I'd argue that this may be one reason you see so many serial entrepreneurs... reflecting on what contributed most to their successes allows them to achieve similar successes over and over.

I'm not suggesting learning from your failures isn't valuable... it absolutely is. I'm simply suggesting that learning from your successes may be more valuable.


"Luck is what happens when preparation meets opportunity." --Seneca


Seneca was kind of a rebel, and quotes like that discount the instances of true luck.

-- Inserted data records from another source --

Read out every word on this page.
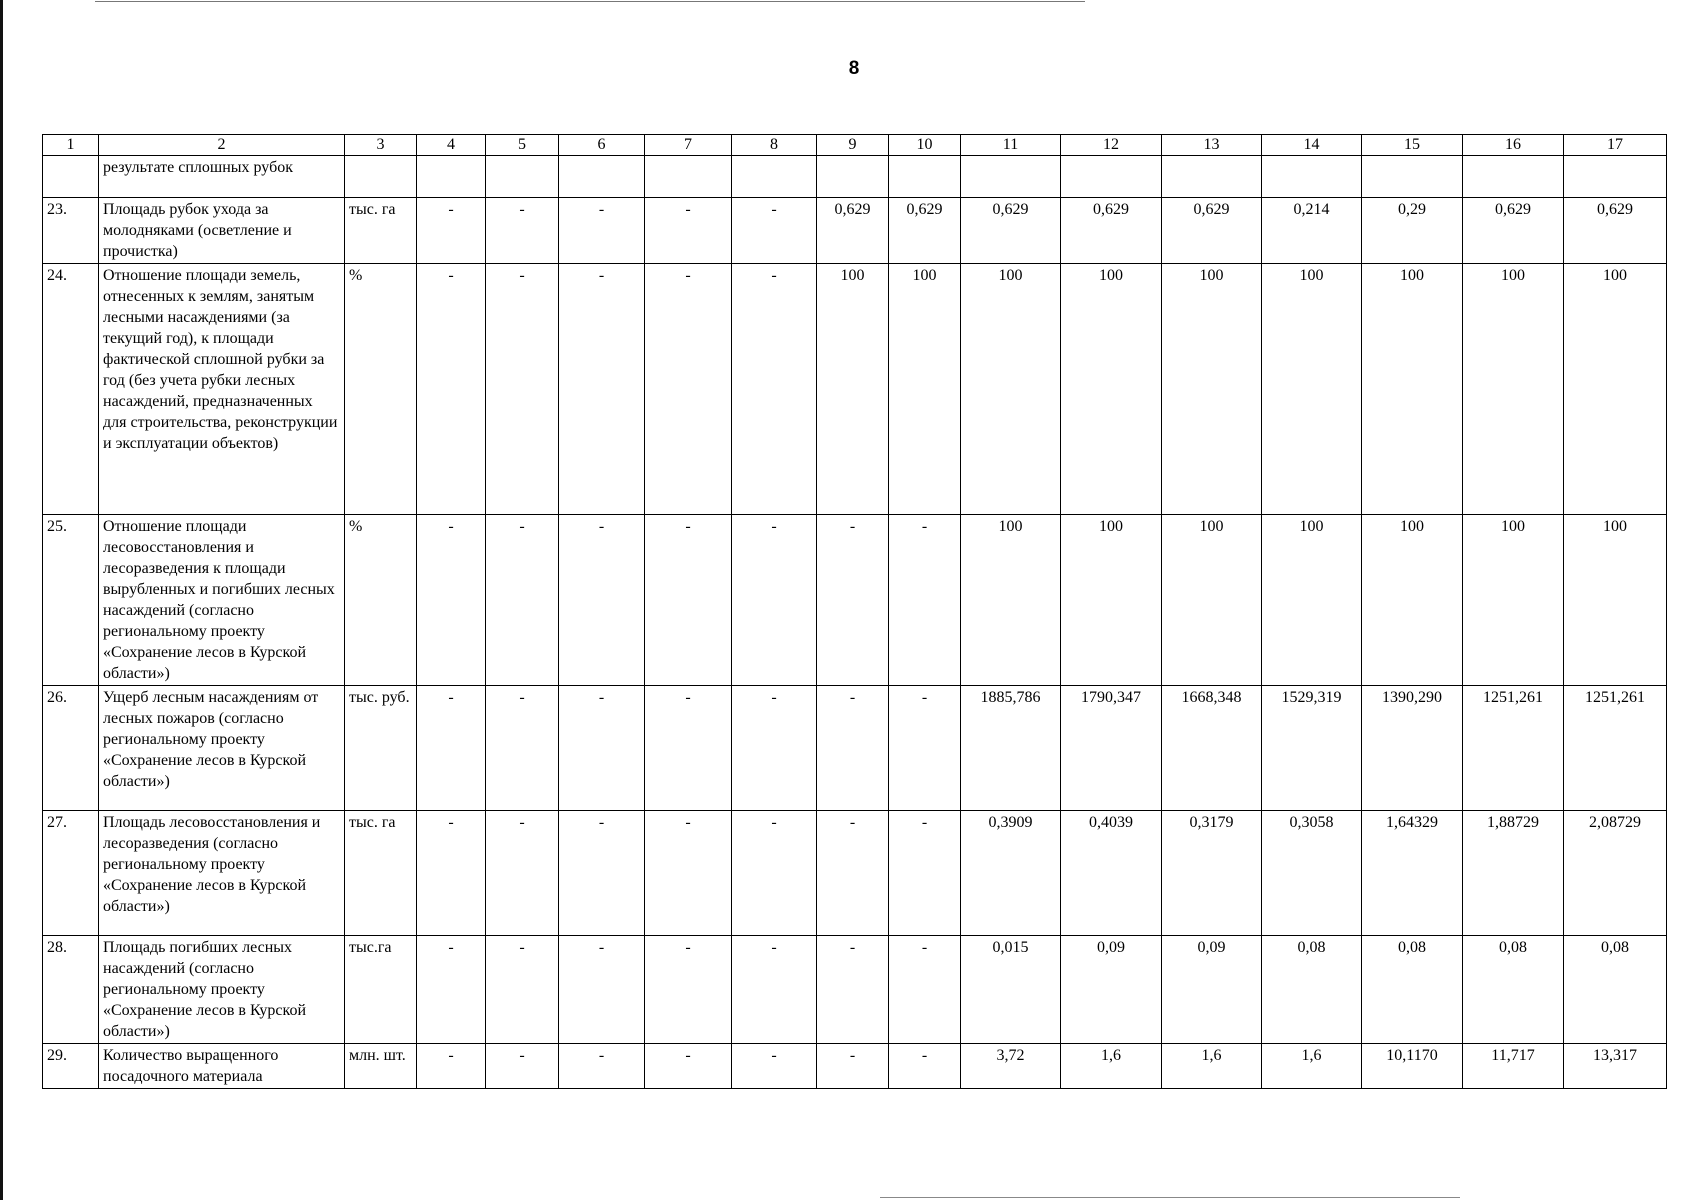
8
1	2	3	4	5	6	7	8	9	10	11	12	13	14	15	16	17
	результате сплошных рубок															
23.	Площадь рубок ухода за молодняками (осветление и прочистка)	тыс. га	-	-	-	-	-	0,629	0,629	0,629	0,629	0,629	0,214	0,29	0,629	0,629
24.	Отношение площади земель, отнесенных к землям, занятым лесными насаждениями (за текущий год), к площади фактической сплошной рубки за год (без учета рубки лесных насаждений, предназначенных для строительства, реконструкции и эксплуатации объектов)	%	-	-	-	-	-	100	100	100	100	100	100	100	100	100
25.	Отношение площади лесовосстановления и лесоразведения к площади вырубленных и погибших лесных насаждений (согласно региональному проекту «Сохранение лесов в Курской области»)	%	-	-	-	-	-	-	-	100	100	100	100	100	100	100
26.	Ущерб лесным насаждениям от лесных пожаров (согласно региональному проекту «Сохранение лесов в Курской области»)	тыс. руб.	-	-	-	-	-	-	-	1885,786	1790,347	1668,348	1529,319	1390,290	1251,261	1251,261
27.	Площадь лесовосстановления и лесоразведения (согласно региональному проекту «Сохранение лесов в Курской области»)	тыс. га	-	-	-	-	-	-	-	0,3909	0,4039	0,3179	0,3058	1,64329	1,88729	2,08729
28.	Площадь погибших лесных насаждений (согласно региональному проекту «Сохранение лесов в Курской области»)	тыс.га	-	-	-	-	-	-	-	0,015	0,09	0,09	0,08	0,08	0,08	0,08
29.	Количество выращенного посадочного материала	млн. шт.	-	-	-	-	-	-	-	3,72	1,6	1,6	1,6	10,1170	11,717	13,317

Well you can increase your exposure to luck. Although the odds of rolling a die once and getting a 6 are 1 in 6. The odds of rolling a 6 when you roll the die 100 times are much greater.


1-(5/6)^100=0.999999988

5.99999993 times greater in fact.


Yeah, instead of one lottery ticket buy ten.


Well I'm not including the cost aspect. Each roll of the die has some cost associated with it. It's up to the individual to determine how much effort to expend to get a chance to roll the die.

If lottery tickers were free then you'd get as many as you could.


Luck is always a factor - however, I think there's definitely some upbringing and family success at play here. Nick's brother Adrian Hanauer ( http://en.wikipedia.org/wiki/Adrian_Hanauer ) is also a successful investor.


"I'd rather be lucky than good." -Lefty Gomez, NY Yankees and MLB All-Star 1933 - 1939


Using the 10, 100, or even 1000X better rule leads to some interesting, dangerous thoughts about how to solve some of the world's toughest problems. Kudos to Ganauer for mentioning Qliance- a dangerous new model for treating non-catastrophic health problems that might just mortally wound the fat-cat insurance companies.

Here in Canada everyone gets free health care, and Scandinavian countries are even more progressive than we are. Residents in some Scandinavian countries attend university for free. Free university and health-club-style medical for everyone!


this is a startup focused news site. we're all aiming to be one of the fat-cats one day.


This stuff is as much better than the average advice post as this guy is more successful than the average investor.